Results from the Rosiglitazone Evaluated for Cardiovascular Outcomes and Regulation of Glycemia in Diabetes (RECORD) clinical trial showed no elevated risk of heart attack or death in patients being treated with Avandia when compared to standard-of-care diabetes drugs. These data do not confirm the signal of increased risk of heart attacks that was found in a meta-analysis of clinical trials first reported in 2007.
The FDA’s actions include requiring modifications to labeling about cardiovascular safety, requiring changes to the Risk Evaluation and Mitigation Strategy (REMS) program, and releasing a postmarket study requirement.
Once the changes are final, rosiglitazone’s indication for use will no longer be limited to certain patients. The FDA anticipates that the new indication will state that the drug may be used along with diet and exercise to improve control of blood sugar in patients with type 2 diabetes mellitus, an indication similar to other diabetes drugs currently available.
Once the changes to the REMS are finalized, health care professionals, pharmacists, and patients will no longer be required to enroll in the rosiglitazone REMS program to prescribe, dispense, or receive rosiglitazone medicines.
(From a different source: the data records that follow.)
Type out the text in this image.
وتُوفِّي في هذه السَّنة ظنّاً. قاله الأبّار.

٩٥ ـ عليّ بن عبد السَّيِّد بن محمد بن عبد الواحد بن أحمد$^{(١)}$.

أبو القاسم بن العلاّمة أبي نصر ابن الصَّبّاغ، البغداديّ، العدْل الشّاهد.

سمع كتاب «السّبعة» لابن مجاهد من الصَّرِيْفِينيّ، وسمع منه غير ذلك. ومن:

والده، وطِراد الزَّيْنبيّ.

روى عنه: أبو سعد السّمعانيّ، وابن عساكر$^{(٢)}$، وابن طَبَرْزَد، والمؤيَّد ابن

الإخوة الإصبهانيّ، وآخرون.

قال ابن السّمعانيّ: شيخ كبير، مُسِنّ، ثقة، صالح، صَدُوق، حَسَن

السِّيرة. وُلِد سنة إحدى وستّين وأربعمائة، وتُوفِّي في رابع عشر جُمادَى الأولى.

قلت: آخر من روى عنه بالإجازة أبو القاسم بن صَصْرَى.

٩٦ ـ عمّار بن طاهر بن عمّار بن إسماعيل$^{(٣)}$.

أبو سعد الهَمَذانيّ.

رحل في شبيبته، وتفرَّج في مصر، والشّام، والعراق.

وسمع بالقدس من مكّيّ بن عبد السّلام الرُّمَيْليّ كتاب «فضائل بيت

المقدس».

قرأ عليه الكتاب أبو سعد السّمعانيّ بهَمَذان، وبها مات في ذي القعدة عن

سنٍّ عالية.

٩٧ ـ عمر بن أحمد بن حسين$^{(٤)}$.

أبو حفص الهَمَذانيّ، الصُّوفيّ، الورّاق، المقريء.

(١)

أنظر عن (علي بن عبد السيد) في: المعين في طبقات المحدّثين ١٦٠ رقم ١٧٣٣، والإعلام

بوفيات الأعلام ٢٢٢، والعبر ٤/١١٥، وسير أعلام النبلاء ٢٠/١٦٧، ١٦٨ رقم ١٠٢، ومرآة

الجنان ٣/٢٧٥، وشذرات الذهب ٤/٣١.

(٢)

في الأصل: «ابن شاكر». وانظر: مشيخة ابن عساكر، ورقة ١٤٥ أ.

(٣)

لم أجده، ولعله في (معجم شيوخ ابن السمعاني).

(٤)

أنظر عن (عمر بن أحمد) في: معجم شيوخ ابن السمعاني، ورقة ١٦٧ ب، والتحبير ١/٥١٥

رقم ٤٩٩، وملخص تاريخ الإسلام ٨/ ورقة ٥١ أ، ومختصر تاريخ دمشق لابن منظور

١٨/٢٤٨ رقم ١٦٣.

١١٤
Patients will also be able to receive rosiglitazone through regular retail pharmacies and mail order pharmacies.
The manufacturers of rosiglitazone drugs will be required to ensure that health care providers who are likely to prescribe rosiglitazone-containing medicines are provided training based on the current state of knowledge concerning the cardiovascular risk of these medicines.
The FDA is also releasing GlaxoSmithKline (GSK) from the postmarket requirement to conduct a clinical trial, known as Thiazolidinedione Intervention with Vitamin D Evaluation (TIDE), comparing Avandia to Actos (pioglitazone), the only other approved drug in the thiazolidinedione class, and to standard diabetes drugs. The FDA has concluded that this trial is no longer necessary or feasible.